Perfect Storm Events put Dental Screening Services for Primary School Children in Serious Jeopardy in Meath
Statistics released to Aontú Cllr Emer Tóibín show that there are currently more than 16,000 school children waiting on a basic dental check up in Co Meath. Cllr Tóibín, who previously secured €100,000 for dental surgery in Meath and Louth says the government and specifically the Minister for Health must intervene in the crisis.
Speaking today Cllr Emer Tóibín said:
"First of all, there is clearly a major crisis in terms of the number of dentists in Co Meath. 3 positions still remained unfilled for over 2 years. Data released to us by the HSE shows that there are now over 16,682 children currently on dental waiting lists in the county. We are storing up huge dental problems for our children in the years ahead as a consequence of delayed. missed and cancelled appointments.
Aontú Cllr in Meath, Emer Tóibín confirms that this is not a recent crisis but has been building over the last 3 to 4 years with alarmingly high numbers of children who have never seen a dentist at all yet. Between backlogs, rollovers from the year before, and a derisory budget for one of the biggest and fastest growing populations in the country, there are primary school going children that may not get seen until they are in 6th class.
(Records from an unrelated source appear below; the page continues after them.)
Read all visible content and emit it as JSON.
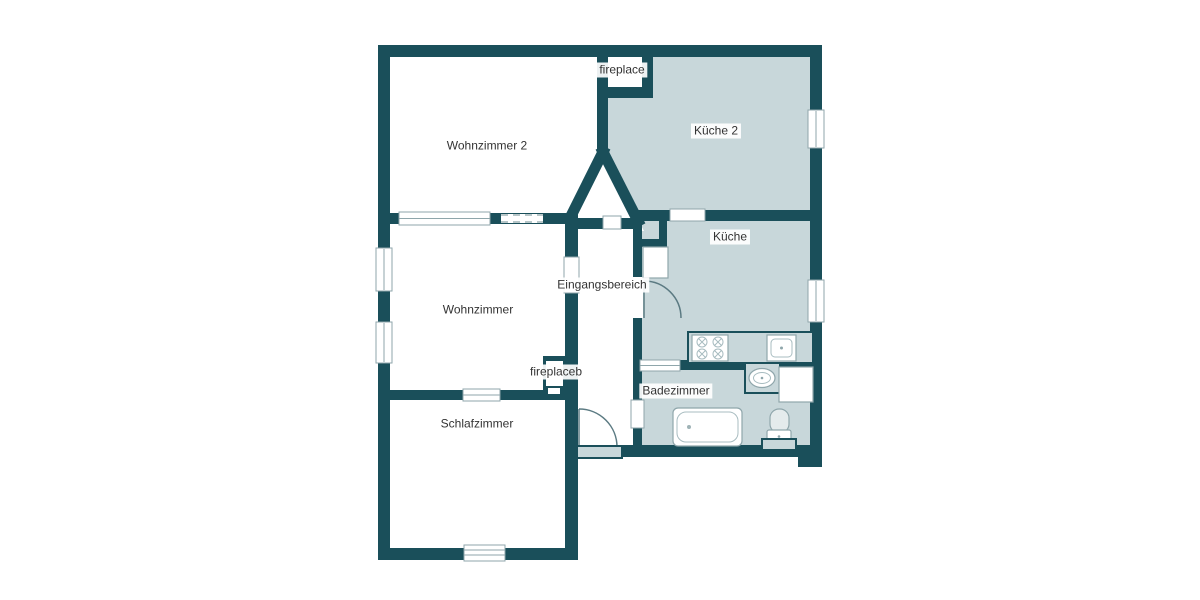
{
  "plan": {
    "rooms": [
      {
        "id": "wohnzimmer-2",
        "label": "Wohnzimmer 2"
      },
      {
        "id": "kueche-2",
        "label": "Küche 2"
      },
      {
        "id": "kueche",
        "label": "Küche"
      },
      {
        "id": "eingangsbereich",
        "label": "Eingangsbereich"
      },
      {
        "id": "wohnzimmer",
        "label": "Wohnzimmer"
      },
      {
        "id": "schlafzimmer",
        "label": "Schlafzimmer"
      },
      {
        "id": "badezimmer",
        "label": "Badezimmer"
      },
      {
        "id": "fireplace",
        "label": "fireplace"
      },
      {
        "id": "fireplaceb",
        "label": "fireplaceb"
      }
    ],
    "colors": {
      "wall": "#1a4f5a",
      "shaded_room": "#c8d7da",
      "unshaded_room": "#ffffff",
      "fixture_outline": "#8fa6ab",
      "label_text": "#333333",
      "background": "#ffffff"
    },
    "fixtures": [
      "stove-icon",
      "kitchen-sink-icon",
      "refrigerator-icon",
      "kitchen-counter",
      "bathtub-icon",
      "washbasin-icon",
      "toilet-icon",
      "washing-machine-icon",
      "entrance-door-icon",
      "kitchen-door-icon",
      "window-icon",
      "chimney-icon",
      "fireplace-niche-icon"
    ]
  }
}
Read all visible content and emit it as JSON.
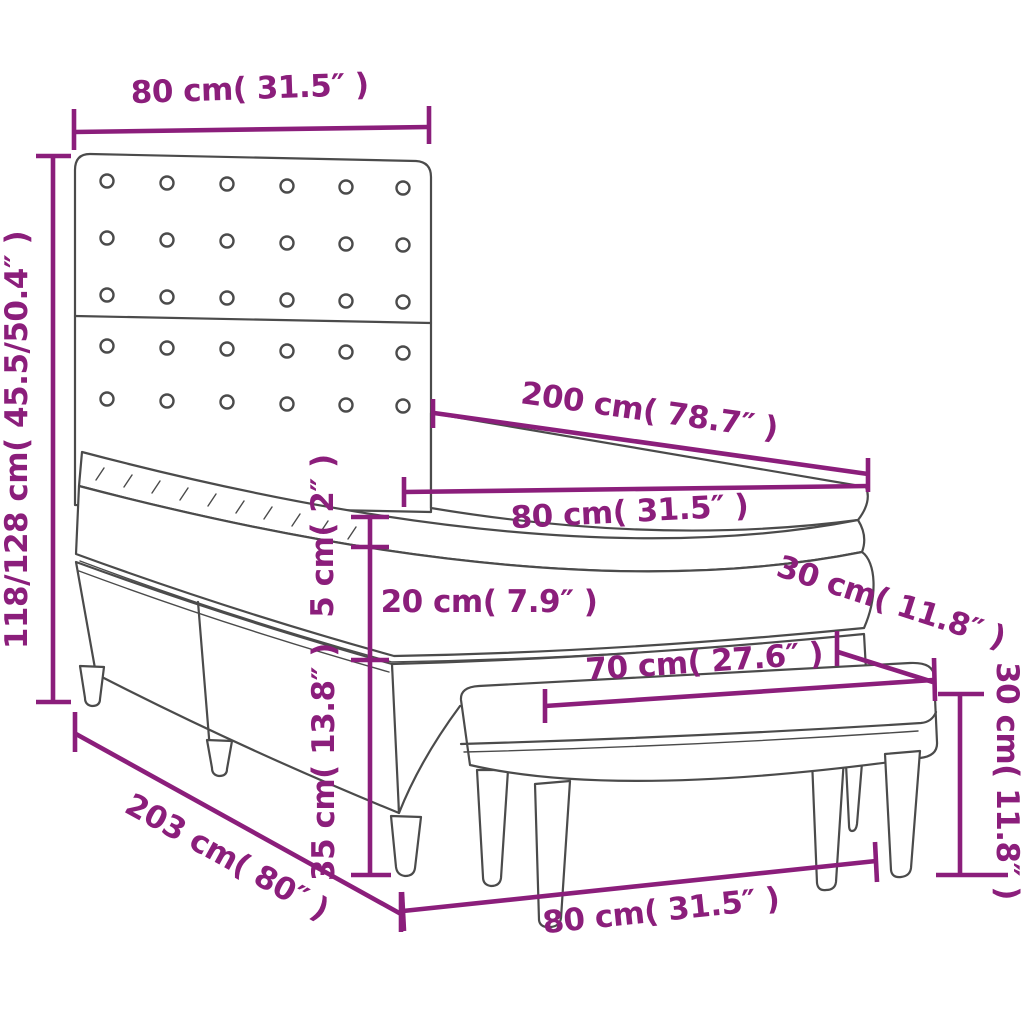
{
  "diagram": {
    "title": "box-spring-bed-with-bench-dimension-diagram",
    "accent_color": "#8B1E7B",
    "line_color": "#4B4B4B",
    "background": "#FFFFFF"
  },
  "dimensions": {
    "headboard_width": {
      "label": "80 cm( 31.5″ )",
      "cm": "80",
      "inch": "31.5"
    },
    "bed_height": {
      "label": "118/128 cm( 45.5/50.4″ )",
      "cm": "118/128",
      "inch": "45.5/50.4"
    },
    "mattress_length": {
      "label": "200 cm( 78.7″ )",
      "cm": "200",
      "inch": "78.7"
    },
    "mattress_width": {
      "label": "80 cm( 31.5″ )",
      "cm": "80",
      "inch": "31.5"
    },
    "topper_height": {
      "label": "5 cm( 2″ )",
      "cm": "5",
      "inch": "2"
    },
    "mattress_height": {
      "label": "20 cm( 7.9″ )",
      "cm": "20",
      "inch": "7.9"
    },
    "base_height": {
      "label": "35 cm( 13.8″ )",
      "cm": "35",
      "inch": "13.8"
    },
    "total_length": {
      "label": "203 cm( 80″ )",
      "cm": "203",
      "inch": "80"
    },
    "bench_length": {
      "label": "70 cm( 27.6″ )",
      "cm": "70",
      "inch": "27.6"
    },
    "bench_depth": {
      "label": "30 cm( 11.8″ )",
      "cm": "30",
      "inch": "11.8"
    },
    "bench_height": {
      "label": "30 cm( 11.8″ )",
      "cm": "30",
      "inch": "11.8"
    },
    "bench_width": {
      "label": "80 cm( 31.5″ )",
      "cm": "80",
      "inch": "31.5"
    }
  }
}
Despite intentions by the HSE to target all primary school classes for dental services – there simply has never been the ability or resources to deliver upon this objective. The target in the early 2000s was to reach out to children in 3 classes. However, those targets were never met and the targets were reduced to only two classes, 1st and 6th. Then first class unfortunately had to be dropped from the 2019-2020 school year onwards in Louth and Meath due to a shortage of dentist according to the HSE. Worringly, this process has been further exacerbated and has almost ground to a halt as Covid has been added to the mix of obstacles preventing the necessary screening services being made available to this young cohort.
Finally medical card holders in need of dental treatment are also drawing from the same pool of public dentists. Due to the withdrawal of private dentists from public HSE contracts, public dentists in Meath must divide their time between primary school children and medical card holders. Something has to give and unfortunately our children are paying the price. We are not training enough dentists in this country according to one source. Many foreign-born students leave once their training has completed. More and more dentists are leaving public practice as it is no longer viable or attractive as a career choice.
On their first birthday in Britain and Scotland, children are seen by their dentists and every year after that. We must aspire to a similar model as the cost of not providing adequate screening and treatment services to our primary school children will be far far higher in the long run.